You will save in the long run buying the most expensive gardening tools and equipment, particularly hoses and containers. Practice your speech about these costs before queried by your partner or spouse.

Newer gardeners, beware of burnout. Each season you want to accomplish so much! You will discover that nature provides a preordained pace. It is wise to match it.

Veteran gardeners, loosen up. Try to rekindle the awe and delight with which you first eyed Potentilla varieties, Coreopsis ‘Moonbeam’ or dwarf Alberta spruce decades ago. Now laugh as you realize, they were dreadful plants. Get thee to a nursery. This is the Golden Age of Northern Gardening.

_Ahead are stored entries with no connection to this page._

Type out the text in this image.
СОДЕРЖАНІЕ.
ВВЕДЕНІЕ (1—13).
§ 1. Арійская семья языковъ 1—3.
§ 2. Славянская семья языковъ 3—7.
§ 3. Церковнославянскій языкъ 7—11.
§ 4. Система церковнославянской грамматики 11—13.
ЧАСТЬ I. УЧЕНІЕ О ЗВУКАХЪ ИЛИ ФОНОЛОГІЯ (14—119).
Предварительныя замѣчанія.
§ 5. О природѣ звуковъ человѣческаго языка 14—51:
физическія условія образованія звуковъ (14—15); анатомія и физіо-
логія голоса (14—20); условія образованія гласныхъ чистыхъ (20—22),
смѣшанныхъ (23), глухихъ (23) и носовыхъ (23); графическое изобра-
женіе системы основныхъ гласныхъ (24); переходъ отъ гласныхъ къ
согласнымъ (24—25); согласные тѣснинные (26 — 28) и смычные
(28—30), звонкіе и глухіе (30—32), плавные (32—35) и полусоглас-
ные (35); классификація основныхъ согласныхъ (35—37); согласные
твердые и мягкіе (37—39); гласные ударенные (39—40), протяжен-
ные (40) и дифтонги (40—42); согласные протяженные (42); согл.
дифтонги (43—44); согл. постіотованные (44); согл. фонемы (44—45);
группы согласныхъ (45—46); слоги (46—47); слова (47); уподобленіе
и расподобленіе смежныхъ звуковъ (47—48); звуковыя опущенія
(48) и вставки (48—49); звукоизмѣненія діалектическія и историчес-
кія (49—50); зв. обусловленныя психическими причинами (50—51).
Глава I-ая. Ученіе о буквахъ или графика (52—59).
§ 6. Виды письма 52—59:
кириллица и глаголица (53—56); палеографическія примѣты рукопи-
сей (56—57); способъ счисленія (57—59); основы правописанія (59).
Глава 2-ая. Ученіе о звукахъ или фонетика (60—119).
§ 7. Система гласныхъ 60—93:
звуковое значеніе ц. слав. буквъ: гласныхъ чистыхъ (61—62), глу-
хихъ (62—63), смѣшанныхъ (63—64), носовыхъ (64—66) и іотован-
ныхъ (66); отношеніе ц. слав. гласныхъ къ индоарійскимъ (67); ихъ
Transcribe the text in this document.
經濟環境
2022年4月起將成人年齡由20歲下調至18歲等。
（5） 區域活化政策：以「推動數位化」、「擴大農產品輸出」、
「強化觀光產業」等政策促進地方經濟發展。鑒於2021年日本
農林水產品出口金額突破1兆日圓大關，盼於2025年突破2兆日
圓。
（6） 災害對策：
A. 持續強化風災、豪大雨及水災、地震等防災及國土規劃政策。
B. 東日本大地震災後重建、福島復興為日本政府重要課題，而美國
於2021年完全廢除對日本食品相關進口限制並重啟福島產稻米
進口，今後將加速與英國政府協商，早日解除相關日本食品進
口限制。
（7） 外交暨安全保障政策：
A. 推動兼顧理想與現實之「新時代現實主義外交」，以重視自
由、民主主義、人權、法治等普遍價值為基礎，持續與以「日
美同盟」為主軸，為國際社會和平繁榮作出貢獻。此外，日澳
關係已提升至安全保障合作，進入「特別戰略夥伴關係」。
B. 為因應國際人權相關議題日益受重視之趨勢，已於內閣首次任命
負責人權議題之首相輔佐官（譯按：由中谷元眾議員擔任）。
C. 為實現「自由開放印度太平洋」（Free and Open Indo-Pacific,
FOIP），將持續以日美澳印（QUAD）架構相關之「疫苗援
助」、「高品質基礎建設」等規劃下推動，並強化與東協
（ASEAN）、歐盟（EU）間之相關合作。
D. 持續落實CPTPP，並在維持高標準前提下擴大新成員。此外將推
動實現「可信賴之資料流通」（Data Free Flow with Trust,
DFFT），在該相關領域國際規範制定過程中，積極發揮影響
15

Finally, if you love gardening, try writing about it. You never know where it may lead.

 

2 Comments

  1. Jeaneene Nooney. says:

    Sad to see you go, but I understand that life has seasons, and wise is the gardener (or writer, or person) who recognizes it and alters his life to fit them. I’m guessing you are in the Fall of your life and Fall is a time for reflection, analysis and, as we enter Winter; plain ol’ seatwork.
    My prayer is that your work will be satisfying and noteworthy. I think it will. You’ve shown your mettle for the job. All the best to you. I’ve enjoyed your work.

    1. Thank you for you kind words, Jeaneene. So far, so good. My debut novel “Welcome to Kamini” will be published in September, 2021, by Guernica World Editions. I’ll see if I can’t coerce Mary into making mention of it in NG next year.